I named this site Vin de Jerz after all, so it makes sense to highlight the best wines being made in New Jersey. As luck would have it, one of the top vineyards in the state is just a few miles from my house. William Heritage Winery, in Mullica Hill, makes a variety of top-notch wines in different styles. A few weeks ago, a friend gifted me a bottle of their 2019 Estate Grown Merlot, which retails currently for $30 on their website.
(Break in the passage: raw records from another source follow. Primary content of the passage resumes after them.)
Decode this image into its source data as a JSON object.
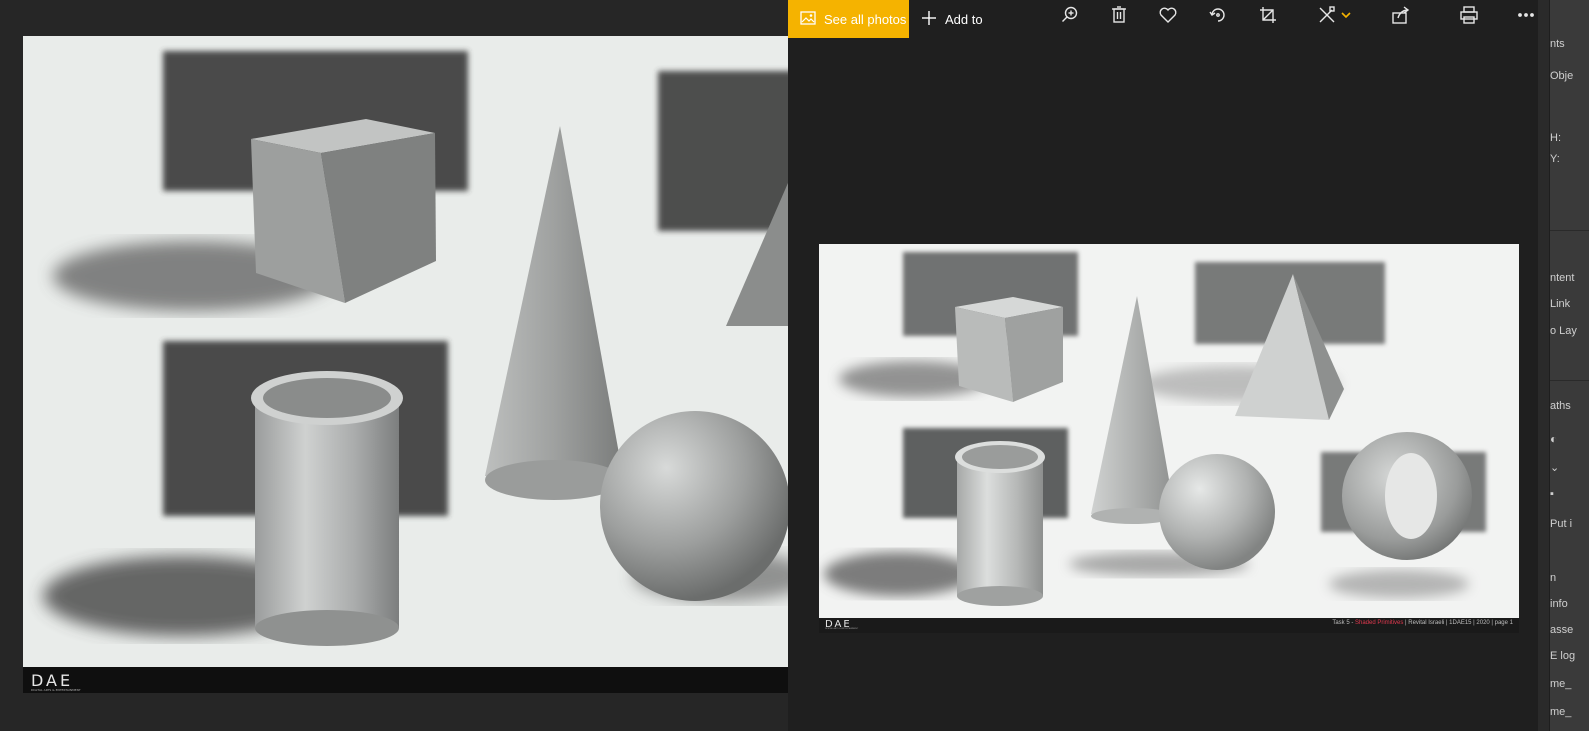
{
  "photos_app": {
    "toolbar": {
      "see_all_label": "See all photos",
      "add_to_label": "Add to",
      "icons": [
        "zoom-in-icon",
        "delete-icon",
        "favorite-icon",
        "rotate-icon",
        "crop-icon",
        "edit-icon",
        "share-icon",
        "print-icon",
        "more-icon"
      ]
    },
    "photo": {
      "footer": {
        "task": "Task 5 - ",
        "title": "Shaded Primitives",
        "rest": " | Revital Israeli | 1DAE15 | 2020 | page 1"
      },
      "logo_text": "DAE",
      "logo_sub": "DIGITAL ARTS & ENTERTAINMENT"
    },
    "accent_color": "#f5b300"
  },
  "background_editor": {
    "logo_text": "DAE",
    "logo_sub": "DIGITAL ARTS & ENTERTAINMENT",
    "right_panel": {
      "items": [
        "nts",
        "Obje",
        "H:",
        "Y:",
        "ntent",
        "Link",
        "o Lay",
        "aths",
        "Put i",
        "n",
        "info",
        "asse",
        "E log",
        "me_",
        "me_"
      ]
    }
  }
}
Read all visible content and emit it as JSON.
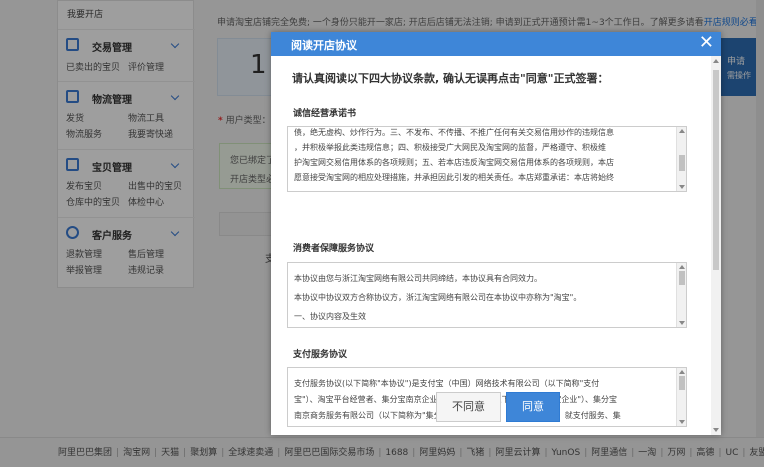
{
  "sidebar": {
    "top_link": "我要开店",
    "sections": [
      {
        "title": "交易管理",
        "links": [
          "已卖出的宝贝",
          "评价管理"
        ]
      },
      {
        "title": "物流管理",
        "links": [
          "发货",
          "物流工具",
          "物流服务",
          "我要寄快递"
        ]
      },
      {
        "title": "宝贝管理",
        "links": [
          "发布宝贝",
          "出售中的宝贝",
          "仓库中的宝贝",
          "体检中心"
        ]
      },
      {
        "title": "客户服务",
        "links": [
          "退款管理",
          "售后管理",
          "举报管理",
          "违规记录"
        ]
      }
    ]
  },
  "main": {
    "info_text": "申请淘宝店铺完全免费; 一个身份只能开一家店; 开店后店铺无法注销; 申请到正式开通预计需1~3个工作日。了解更多请看",
    "info_link": "开店规则必看",
    "step_number": "1",
    "step_right_line1": "申请",
    "step_right_line2": "需操作",
    "user_type_label": "用户类型：",
    "green_line1": "您已绑定了",
    "green_line2": "开店类型必",
    "gray_text": "支"
  },
  "footer": {
    "links": [
      "阿里巴巴集团",
      "淘宝网",
      "天猫",
      "聚划算",
      "全球速卖通",
      "阿里巴巴国际交易市场",
      "1688",
      "阿里妈妈",
      "飞猪",
      "阿里云计算",
      "YunOS",
      "阿里通信",
      "一淘",
      "万网",
      "高德",
      "UC",
      "友盟"
    ]
  },
  "modal": {
    "title": "阅读开店协议",
    "close_glyph": "✕",
    "intro": "请认真阅读以下四大协议条款, 确认无误再点击\"同意\"正式签署：",
    "sections": [
      {
        "title": "诚信经营承诺书",
        "lines": [
          "债，绝无虚构、炒作行为。三、不发布、不传播、不推广任何有关交易信用炒作的违规信息",
          "，并积极举报此类违规信息；四、积极接受广大网民及淘宝网的监督，严格遵守、积极维",
          "护淘宝网交易信用体系的各项规则；五、若本店违反淘宝网交易信用体系的各项规则，本店",
          "愿意接受淘宝网的相应处理措施，并承担因此引发的相关责任。本店郑重承诺：本店将始终"
        ]
      },
      {
        "title": "消费者保障服务协议",
        "lines": [
          "本协议由您与浙江淘宝网络有限公司共同缔结，本协议具有合同效力。",
          "本协议中协议双方合称协议方，浙江淘宝网络有限公司在本协议中亦称为\"淘宝\"。",
          "一、协议内容及生效"
        ]
      },
      {
        "title": "支付服务协议",
        "lines": [
          "支付服务协议(以下简称\"本协议\")是支付宝（中国）网络技术有限公司（以下简称\"支付",
          "宝\"）、淘宝平台经营者、集分宝南京企业管理有限公司（以下简称为\"集分宝企业\"）、集分宝",
          "南京商务服务有限公司（以下简称为\"集分宝商务\"）与用户（以下简称\"您\"）就支付服务、集"
        ]
      }
    ],
    "btn_disagree": "不同意",
    "btn_agree": "同意"
  },
  "colors": {
    "header_blue": "#3e86d8",
    "link_blue": "#1a74e0",
    "required_red": "#e33"
  },
  "icons": [
    "trade-icon",
    "truck-icon",
    "shirt-icon",
    "customer-service-icon",
    "close-icon",
    "chevron-down-icon"
  ]
}
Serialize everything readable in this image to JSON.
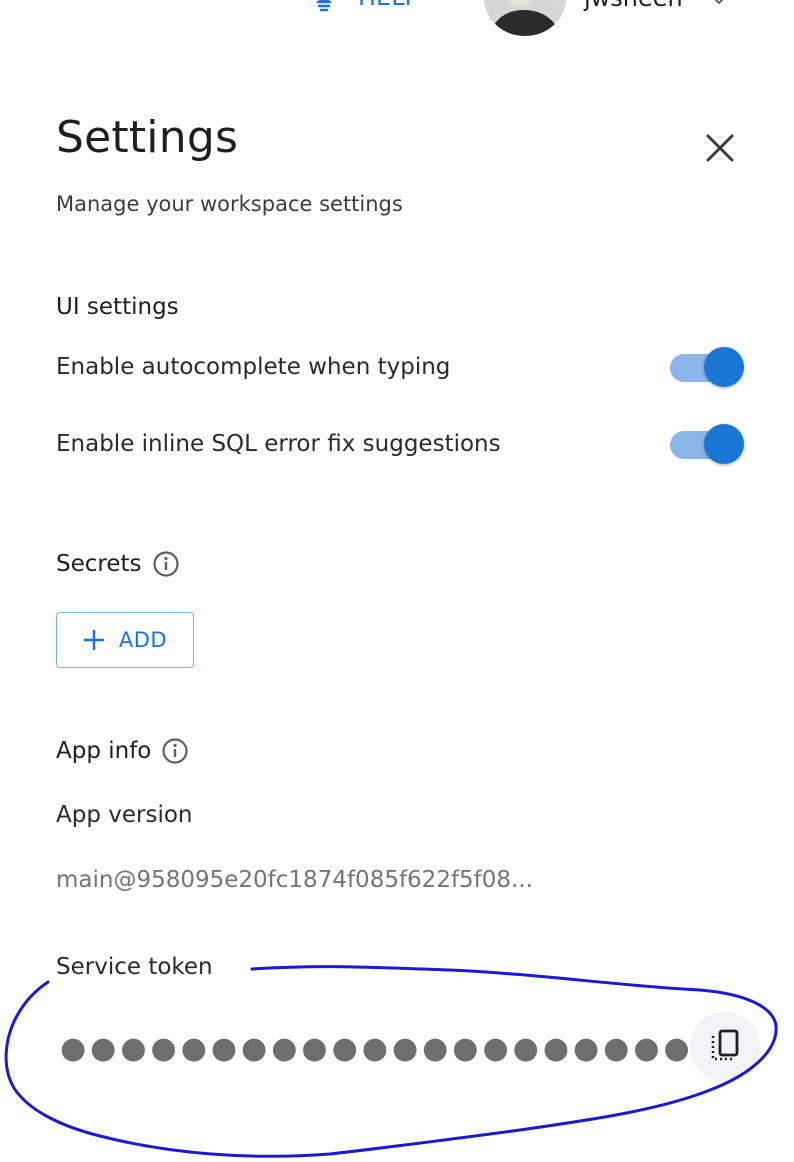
{
  "topbar": {
    "help_label": "HELP",
    "username": "jwsheen"
  },
  "header": {
    "title": "Settings",
    "subtitle": "Manage your workspace settings"
  },
  "ui_settings": {
    "heading": "UI settings",
    "items": [
      {
        "label": "Enable autocomplete when typing",
        "enabled": true
      },
      {
        "label": "Enable inline SQL error fix suggestions",
        "enabled": true
      }
    ]
  },
  "secrets": {
    "heading": "Secrets",
    "add_label": "ADD"
  },
  "app_info": {
    "heading": "App info",
    "version_label": "App version",
    "version_value": "main@958095e20fc1874f085f622f5f08...",
    "token_label": "Service token",
    "token_masked": "●●●●●●●●●●●●●●●●●●●●●"
  },
  "colors": {
    "accent": "#1a73e8",
    "toggle_thumb": "#1976d2",
    "toggle_track": "#8ab6ea",
    "annotation": "#1a1ad6"
  },
  "icons": {
    "help": "lightbulb-icon",
    "close": "close-icon",
    "info": "info-icon",
    "add": "plus-icon",
    "copy": "copy-icon",
    "chevron": "chevron-down-icon"
  }
}
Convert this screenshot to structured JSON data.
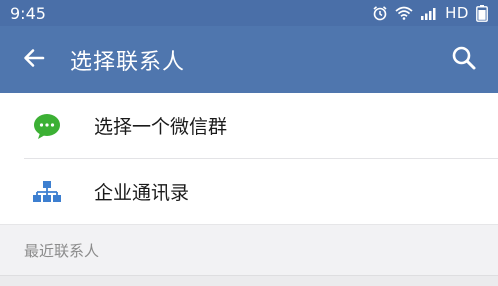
{
  "status_bar": {
    "time": "9:45",
    "network_label": "HD",
    "icons": [
      "alarm-icon",
      "wifi-icon",
      "signal-icon"
    ]
  },
  "app_bar": {
    "title": "选择联系人",
    "back_icon": "arrow-left-icon",
    "search_icon": "search-icon",
    "color": "#4f76ae"
  },
  "list": {
    "items": [
      {
        "label": "选择一个微信群",
        "icon": "wechat-group-icon",
        "icon_color": "#3cb034"
      },
      {
        "label": "企业通讯录",
        "icon": "org-chart-icon",
        "icon_color": "#3d7fd0"
      }
    ]
  },
  "section": {
    "title": "最近联系人"
  }
}
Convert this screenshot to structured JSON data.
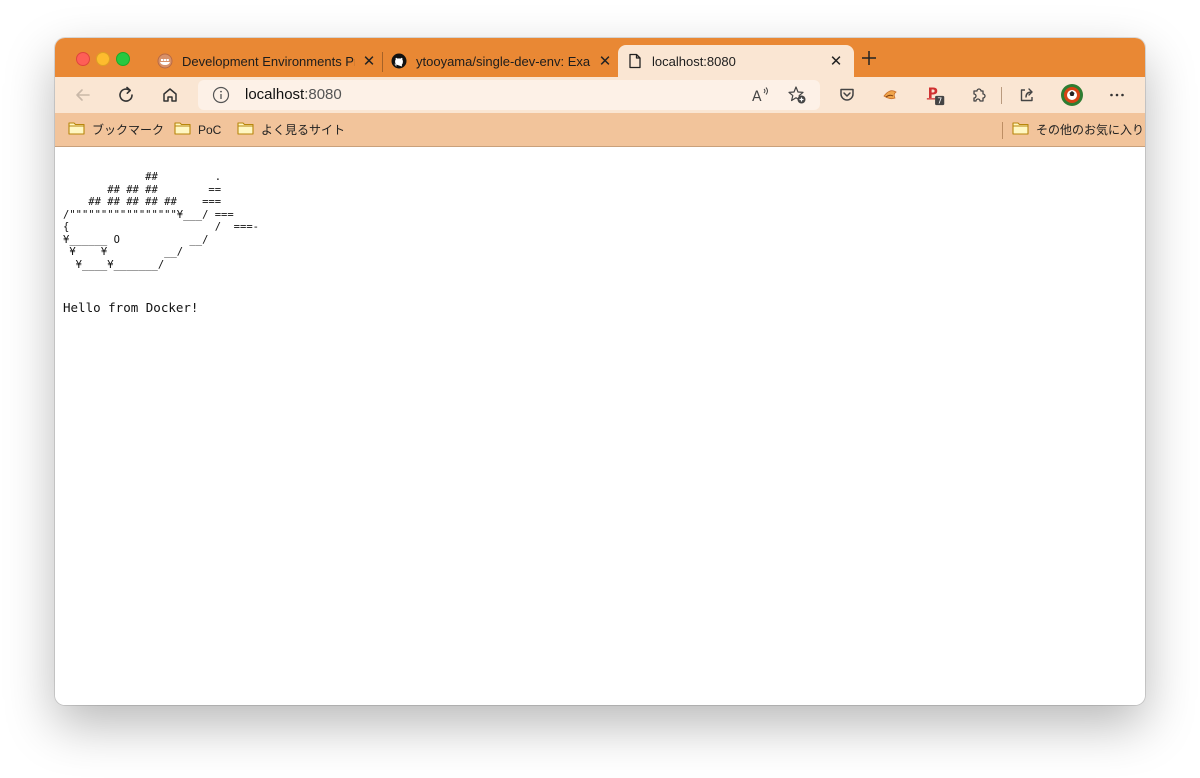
{
  "tabs": [
    {
      "title": "Development Environments Pr",
      "favicon": "docker-icon"
    },
    {
      "title": "ytooyama/single-dev-env: Exa",
      "favicon": "github-icon"
    },
    {
      "title": "localhost:8080",
      "favicon": "page-icon",
      "active": true
    }
  ],
  "toolbar": {
    "address_host": "localhost",
    "address_port": ":8080",
    "profile_badge_count": "7"
  },
  "bookmarks": {
    "items": [
      "ブックマーク",
      "PoC",
      "よく見るサイト"
    ],
    "other": "その他のお気に入り"
  },
  "page": {
    "ascii_art": "             ##         .\n       ## ## ##        ==\n    ## ## ## ## ##    ===\n/\"\"\"\"\"\"\"\"\"\"\"\"\"\"\"\"\"¥___/ ===\n{                       /  ===-\n¥______ O           __/\n ¥    ¥         __/\n  ¥____¥_______/",
    "message": "Hello from Docker!"
  },
  "colors": {
    "tabstrip": "#e98834",
    "toolbar": "#fae6d3",
    "bookmarks_bar": "#f2c49b"
  }
}
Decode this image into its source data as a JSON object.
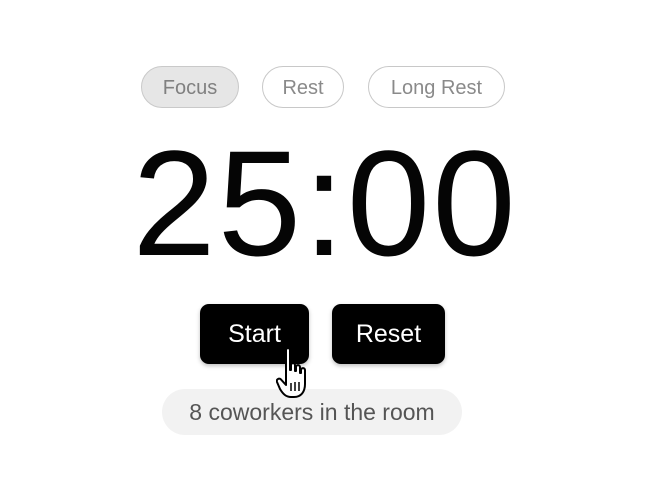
{
  "modes": {
    "focus_label": "Focus",
    "rest_label": "Rest",
    "long_rest_label": "Long Rest",
    "active": "Focus"
  },
  "timer": {
    "display": "25:00"
  },
  "controls": {
    "start_label": "Start",
    "reset_label": "Reset"
  },
  "room": {
    "status_text": "8 coworkers in the room"
  },
  "cursor": {
    "icon": "hand-pointer-icon"
  },
  "colors": {
    "button_bg": "#000000",
    "button_text": "#ffffff",
    "active_tab_bg": "#e6e6e6",
    "pill_bg": "#f2f2f2"
  }
}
This silky, seductive wine not only paired perfectly with my pasta—it stood up admirably to any Merlot I’ve had from California or New York (or even Bordeaux!).

In many ways, this wine reminded me of the Napa and Sonoma bottles I’ve been privileged to taste from the 1970s, ‘80s and early ‘90s—before the winemakers there generally adopted a “bigger is better” mindset. It’s very fruit-forward, with moderate tannins that make it already quite approachable and food friendly. Twelve months of aging in French oak (12% new) gives it a refined structure. I picked up strawberry and wildflowers on the nose and the slightest hint of quince on the palate. This wine also sipped quite nicely on its own after dinner was done.

Good enough to eat…and drink!

If you’ve never tried New Jersey wine, this is as good a place to start. The William Heritage property in Mullica Hill is also beautiful to visit, and they’ve recently opened a second tasting room in Downtown Haddonfield, where you can buy a bottle before heading out to one of that town’s many wonderful BYOBs. (My husband Wes and I love The Little Hen.) And if you want to make Bolognese, you can’t beat Marcella Hazan’s legendary recipe.